Calgary doesn’t have its own traditions, I realize,  because most of us aren’t from here. Some of us are. But for most of us, Christmas is a time when we do one of two things: Go back to where we grew up in Winnipeg or Halifax or wherever –  or – the clunky phone call: “Hi Mom and Dad. Uh… this year we’ve decided to try starting some of our own traditions.” That’s it.

I realize that the one thing my kids can say that I can’t – it’s the same thing that most of my friends kids can say. They were born in Calgary. We weren’t.

It’s because we’re young, and Calgary’s traditions are the traditions of newcomers. A place where most people come from somewhere else and brought bits of their traditions with them. Which is why maybe your Christmas meal is Kosher or Vietnamese, or, if you’re like my Aunt Patty, built on cream of mushroom soup.

So for weeks before the show I kept trying to find the thing that we all do in Calgary, and I couldn’t find anything.

And then I was telling someone how excited we were to be performing at the Jack Singer and they asked, “Who was Jack Singer anyway?” And I had to admit I didn’t know. So I did some research.

Jack Singer was a very successful Calgary real estate mogul and philanthropist, with holdings across Canada and the U.S. He was a character, a larger than life man who loved open shirts, suntans and cigars; a man who died only a few years ago at 95 years old.

Jack Singer’s parents moved to Calgary from Eastern Europe at the beginning of the 1900s. His mom Bella worked as a cleaning lady in Calgary’s tallest building at the time,  the Palliser Hotel. While she worked there, she bought rooming houses and then brought over Polish Jews who were being persecuted in the times leading up to World War II. When he was old enough, Jack did the same. The Jewish community, the arts community, the Calgary community owes a lot to Jack (and Bella) Singer.

Her message, as was Jack’s, was simple: Come to Calgary. You’ll be welcome here.

And for as long as there have been people here, this meeting of the two rivers was a place people came together, to trade, to argue, to talk, to laugh, and if it was our house, to yell at the kids to get off the ping pong table.

And then it hit me. I had it.
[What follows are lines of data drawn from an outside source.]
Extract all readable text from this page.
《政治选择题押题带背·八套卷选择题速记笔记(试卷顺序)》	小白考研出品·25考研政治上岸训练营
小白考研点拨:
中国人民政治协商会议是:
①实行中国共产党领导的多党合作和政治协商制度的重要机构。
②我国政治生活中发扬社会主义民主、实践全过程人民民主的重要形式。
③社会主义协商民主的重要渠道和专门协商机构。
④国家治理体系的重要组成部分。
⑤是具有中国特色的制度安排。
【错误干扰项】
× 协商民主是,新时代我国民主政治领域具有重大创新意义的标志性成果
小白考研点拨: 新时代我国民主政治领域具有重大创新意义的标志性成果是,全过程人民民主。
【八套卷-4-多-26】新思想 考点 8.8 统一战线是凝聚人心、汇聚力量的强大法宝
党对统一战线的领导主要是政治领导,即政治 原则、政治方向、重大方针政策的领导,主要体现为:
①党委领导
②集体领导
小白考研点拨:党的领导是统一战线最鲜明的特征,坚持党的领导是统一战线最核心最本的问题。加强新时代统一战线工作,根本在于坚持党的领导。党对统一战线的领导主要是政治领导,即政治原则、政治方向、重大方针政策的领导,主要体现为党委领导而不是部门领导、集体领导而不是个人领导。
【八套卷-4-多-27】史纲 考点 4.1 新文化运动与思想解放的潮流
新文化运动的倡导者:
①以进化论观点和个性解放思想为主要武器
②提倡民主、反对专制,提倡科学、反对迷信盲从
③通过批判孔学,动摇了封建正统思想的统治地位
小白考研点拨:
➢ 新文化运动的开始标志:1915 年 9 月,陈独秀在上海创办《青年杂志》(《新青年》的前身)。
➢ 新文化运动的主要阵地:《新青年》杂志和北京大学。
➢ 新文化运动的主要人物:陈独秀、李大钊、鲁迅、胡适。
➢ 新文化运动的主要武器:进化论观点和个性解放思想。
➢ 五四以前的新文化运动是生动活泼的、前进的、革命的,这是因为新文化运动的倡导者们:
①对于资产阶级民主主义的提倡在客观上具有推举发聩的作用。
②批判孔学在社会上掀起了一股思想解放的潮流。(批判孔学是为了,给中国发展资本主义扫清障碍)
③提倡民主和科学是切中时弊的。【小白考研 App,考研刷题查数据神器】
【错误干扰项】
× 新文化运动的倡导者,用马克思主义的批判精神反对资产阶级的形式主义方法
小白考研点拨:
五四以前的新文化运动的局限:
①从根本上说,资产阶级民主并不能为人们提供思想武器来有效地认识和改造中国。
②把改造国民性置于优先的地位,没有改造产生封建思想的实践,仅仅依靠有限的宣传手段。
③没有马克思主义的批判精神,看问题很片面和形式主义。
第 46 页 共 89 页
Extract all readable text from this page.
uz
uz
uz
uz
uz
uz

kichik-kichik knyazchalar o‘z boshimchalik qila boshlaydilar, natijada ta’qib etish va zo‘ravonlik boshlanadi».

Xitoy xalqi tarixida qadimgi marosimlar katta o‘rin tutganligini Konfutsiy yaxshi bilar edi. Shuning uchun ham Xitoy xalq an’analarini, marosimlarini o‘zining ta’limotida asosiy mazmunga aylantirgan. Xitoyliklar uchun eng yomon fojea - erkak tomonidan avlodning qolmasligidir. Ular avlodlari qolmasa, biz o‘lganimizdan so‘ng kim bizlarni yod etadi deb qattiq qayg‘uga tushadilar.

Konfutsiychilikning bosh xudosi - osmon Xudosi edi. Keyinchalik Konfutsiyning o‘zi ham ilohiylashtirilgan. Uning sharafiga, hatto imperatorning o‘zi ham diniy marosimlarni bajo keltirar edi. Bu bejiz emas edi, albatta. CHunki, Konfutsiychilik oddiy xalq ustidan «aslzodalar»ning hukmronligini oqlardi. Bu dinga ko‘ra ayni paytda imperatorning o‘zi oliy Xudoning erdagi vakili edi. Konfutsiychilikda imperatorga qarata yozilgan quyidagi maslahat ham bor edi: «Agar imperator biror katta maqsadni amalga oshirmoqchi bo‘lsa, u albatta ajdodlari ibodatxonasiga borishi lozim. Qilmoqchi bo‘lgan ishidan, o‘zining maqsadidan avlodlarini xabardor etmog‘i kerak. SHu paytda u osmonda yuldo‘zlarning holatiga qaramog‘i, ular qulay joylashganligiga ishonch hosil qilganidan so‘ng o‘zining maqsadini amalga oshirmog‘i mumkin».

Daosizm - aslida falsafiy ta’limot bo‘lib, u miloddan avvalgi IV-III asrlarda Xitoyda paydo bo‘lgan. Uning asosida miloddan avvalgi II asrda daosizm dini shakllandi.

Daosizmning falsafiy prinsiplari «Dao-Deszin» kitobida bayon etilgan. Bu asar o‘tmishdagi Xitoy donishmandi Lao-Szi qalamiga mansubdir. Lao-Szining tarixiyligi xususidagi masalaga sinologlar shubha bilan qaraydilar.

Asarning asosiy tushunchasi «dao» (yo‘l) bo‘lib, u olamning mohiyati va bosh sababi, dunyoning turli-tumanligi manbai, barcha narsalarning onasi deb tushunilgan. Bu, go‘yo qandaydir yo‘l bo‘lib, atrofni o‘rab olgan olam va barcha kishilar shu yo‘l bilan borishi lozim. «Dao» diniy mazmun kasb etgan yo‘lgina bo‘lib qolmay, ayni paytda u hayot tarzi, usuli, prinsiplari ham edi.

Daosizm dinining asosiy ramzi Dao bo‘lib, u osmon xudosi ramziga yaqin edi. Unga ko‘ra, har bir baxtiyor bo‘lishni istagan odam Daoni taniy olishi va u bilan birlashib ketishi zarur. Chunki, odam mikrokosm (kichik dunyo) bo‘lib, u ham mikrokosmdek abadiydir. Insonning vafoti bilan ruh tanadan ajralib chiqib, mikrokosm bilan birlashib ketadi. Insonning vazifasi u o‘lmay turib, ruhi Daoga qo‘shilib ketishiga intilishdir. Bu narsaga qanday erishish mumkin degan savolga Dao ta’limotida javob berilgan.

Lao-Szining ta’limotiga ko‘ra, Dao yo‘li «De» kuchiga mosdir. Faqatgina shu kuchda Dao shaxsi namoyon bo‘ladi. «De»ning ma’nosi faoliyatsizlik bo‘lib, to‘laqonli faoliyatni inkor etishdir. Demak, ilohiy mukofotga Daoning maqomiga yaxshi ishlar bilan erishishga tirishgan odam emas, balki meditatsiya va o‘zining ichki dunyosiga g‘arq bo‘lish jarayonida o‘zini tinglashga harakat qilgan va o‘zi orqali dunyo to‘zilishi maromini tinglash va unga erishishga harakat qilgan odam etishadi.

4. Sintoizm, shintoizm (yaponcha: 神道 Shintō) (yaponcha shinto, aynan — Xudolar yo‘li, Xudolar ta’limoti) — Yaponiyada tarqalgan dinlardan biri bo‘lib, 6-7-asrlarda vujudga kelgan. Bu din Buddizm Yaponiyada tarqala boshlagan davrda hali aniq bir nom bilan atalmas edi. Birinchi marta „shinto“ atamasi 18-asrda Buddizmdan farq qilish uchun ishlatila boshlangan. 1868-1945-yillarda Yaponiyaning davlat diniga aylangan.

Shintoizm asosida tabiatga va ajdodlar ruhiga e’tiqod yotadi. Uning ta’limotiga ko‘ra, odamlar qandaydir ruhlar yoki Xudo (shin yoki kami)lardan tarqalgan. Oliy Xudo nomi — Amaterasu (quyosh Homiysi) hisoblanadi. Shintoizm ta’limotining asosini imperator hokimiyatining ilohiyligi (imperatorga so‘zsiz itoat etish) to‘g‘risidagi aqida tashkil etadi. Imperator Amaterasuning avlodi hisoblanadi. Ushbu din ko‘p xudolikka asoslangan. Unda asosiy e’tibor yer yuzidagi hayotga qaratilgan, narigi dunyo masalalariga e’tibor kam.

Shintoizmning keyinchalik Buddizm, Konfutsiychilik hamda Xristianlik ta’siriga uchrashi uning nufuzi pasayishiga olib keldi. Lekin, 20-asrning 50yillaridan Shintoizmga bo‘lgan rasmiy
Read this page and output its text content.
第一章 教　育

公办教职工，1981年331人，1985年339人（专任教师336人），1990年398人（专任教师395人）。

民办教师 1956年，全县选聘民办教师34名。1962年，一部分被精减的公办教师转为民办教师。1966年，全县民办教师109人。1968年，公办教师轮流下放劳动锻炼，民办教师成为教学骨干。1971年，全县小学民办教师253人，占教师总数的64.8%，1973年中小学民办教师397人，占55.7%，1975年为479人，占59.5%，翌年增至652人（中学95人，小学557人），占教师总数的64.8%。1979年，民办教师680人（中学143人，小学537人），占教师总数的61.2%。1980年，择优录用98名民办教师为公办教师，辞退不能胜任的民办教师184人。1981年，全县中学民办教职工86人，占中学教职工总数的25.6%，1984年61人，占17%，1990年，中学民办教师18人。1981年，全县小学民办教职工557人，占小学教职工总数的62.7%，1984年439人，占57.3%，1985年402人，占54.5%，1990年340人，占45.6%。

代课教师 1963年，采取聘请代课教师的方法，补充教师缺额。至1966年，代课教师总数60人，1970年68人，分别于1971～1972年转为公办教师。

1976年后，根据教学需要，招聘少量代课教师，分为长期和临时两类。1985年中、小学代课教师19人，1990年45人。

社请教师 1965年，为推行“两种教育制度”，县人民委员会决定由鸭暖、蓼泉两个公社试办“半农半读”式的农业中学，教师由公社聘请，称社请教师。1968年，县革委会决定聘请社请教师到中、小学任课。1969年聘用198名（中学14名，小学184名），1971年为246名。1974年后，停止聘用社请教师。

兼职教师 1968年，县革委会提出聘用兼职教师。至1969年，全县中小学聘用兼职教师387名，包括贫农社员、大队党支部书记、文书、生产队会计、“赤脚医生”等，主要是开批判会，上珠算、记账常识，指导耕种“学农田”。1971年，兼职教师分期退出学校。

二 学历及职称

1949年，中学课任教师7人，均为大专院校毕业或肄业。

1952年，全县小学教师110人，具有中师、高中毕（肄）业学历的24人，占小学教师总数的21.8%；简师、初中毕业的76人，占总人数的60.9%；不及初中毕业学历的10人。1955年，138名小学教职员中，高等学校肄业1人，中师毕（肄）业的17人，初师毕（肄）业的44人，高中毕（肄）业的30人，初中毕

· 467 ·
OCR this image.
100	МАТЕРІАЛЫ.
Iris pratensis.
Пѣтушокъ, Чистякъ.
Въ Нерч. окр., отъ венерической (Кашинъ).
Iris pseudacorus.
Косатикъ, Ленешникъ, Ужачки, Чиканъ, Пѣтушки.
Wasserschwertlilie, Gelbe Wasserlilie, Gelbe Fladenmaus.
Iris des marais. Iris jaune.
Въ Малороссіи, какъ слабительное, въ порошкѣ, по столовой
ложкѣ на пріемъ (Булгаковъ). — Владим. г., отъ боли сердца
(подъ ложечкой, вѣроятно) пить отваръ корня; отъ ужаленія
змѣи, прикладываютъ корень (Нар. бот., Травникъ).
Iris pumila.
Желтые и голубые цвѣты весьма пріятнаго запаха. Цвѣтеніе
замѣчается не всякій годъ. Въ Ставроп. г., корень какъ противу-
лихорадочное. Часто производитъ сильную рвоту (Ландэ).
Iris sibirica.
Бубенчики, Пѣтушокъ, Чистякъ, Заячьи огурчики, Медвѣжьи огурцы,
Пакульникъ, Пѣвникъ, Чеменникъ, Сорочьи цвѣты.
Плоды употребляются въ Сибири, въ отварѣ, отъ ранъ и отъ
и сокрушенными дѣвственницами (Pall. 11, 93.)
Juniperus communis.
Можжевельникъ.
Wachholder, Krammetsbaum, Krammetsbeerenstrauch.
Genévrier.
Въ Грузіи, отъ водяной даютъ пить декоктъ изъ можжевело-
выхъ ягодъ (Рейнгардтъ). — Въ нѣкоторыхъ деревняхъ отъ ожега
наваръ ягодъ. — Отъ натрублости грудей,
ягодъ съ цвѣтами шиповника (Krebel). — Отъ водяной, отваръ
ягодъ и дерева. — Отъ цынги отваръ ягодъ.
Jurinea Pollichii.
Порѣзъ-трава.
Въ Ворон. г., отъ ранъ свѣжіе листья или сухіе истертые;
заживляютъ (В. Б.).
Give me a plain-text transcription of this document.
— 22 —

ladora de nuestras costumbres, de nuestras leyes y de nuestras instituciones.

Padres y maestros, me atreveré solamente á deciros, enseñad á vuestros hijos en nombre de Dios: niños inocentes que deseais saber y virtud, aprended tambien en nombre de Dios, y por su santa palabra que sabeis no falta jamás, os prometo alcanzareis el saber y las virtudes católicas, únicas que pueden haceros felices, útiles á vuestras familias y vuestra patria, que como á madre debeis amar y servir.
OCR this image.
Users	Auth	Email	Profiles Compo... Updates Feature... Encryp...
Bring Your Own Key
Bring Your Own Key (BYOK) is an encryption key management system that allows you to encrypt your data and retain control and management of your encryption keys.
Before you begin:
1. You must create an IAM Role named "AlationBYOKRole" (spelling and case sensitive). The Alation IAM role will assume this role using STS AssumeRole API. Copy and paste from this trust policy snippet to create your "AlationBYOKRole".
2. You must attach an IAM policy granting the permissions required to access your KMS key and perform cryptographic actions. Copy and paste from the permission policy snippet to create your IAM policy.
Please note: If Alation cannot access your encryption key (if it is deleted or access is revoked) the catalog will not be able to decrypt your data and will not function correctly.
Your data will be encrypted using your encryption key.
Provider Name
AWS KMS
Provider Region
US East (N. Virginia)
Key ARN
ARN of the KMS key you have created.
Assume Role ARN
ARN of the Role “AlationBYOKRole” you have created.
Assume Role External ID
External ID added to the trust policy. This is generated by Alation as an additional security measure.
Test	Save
The thing that’s unique to Calgary Christmases (or Alberta Christmases) is simple.

Whether we came here by foot, by horse, by train, plane or automobile – when we are at our best (sometimes we aren’t) but when we are at our best, our city tradition – the thing that says “Christmas time in Calgary” is this:


When we are at our best, it doesn’t matter if you’re religious or not, it doesn’t matter who you love, and most importantly, it doesn’t matter where you’re from. When you come here, then we all want you to be from here.

Because many of us don’t have big family dinners in town, we have open houses and invite the neighbors. We ask new Calgarians to join us at our table. Our tradition is a tradition of saying welcome, come in, sit down and have a drink. Tell me about yourself.

Whether you’re Bella or Jack Singer saying, “Come to Alberta. It’s better here. You will be accepted here.”

Whether you’re Stephen Hair saying, “I might play a Scrooge – but we’re using toonies to make the best of Scrooge.”

Or a ballet dancer travelling the world – you are bringing Alberta with you.  

Whether you’re Nichol McCarthy who said, “If we give them a chance, young women will change our city to become something better than we can even imagine.”

Whether you’re Jann Arden saying, “How you doing, mom? Let’s go for a walk.”

When we are at our best, when our city is truly in the Christmas spirit, we are a place that says, “Welcome.”

And in that moment, we can say, we’re home. And in that moment, we can say, “it’s beginning to look a lot like Christmas.”

And then Jann came to centre stage and sang.


Merry Christmas everyone. I hope you feel welcome here.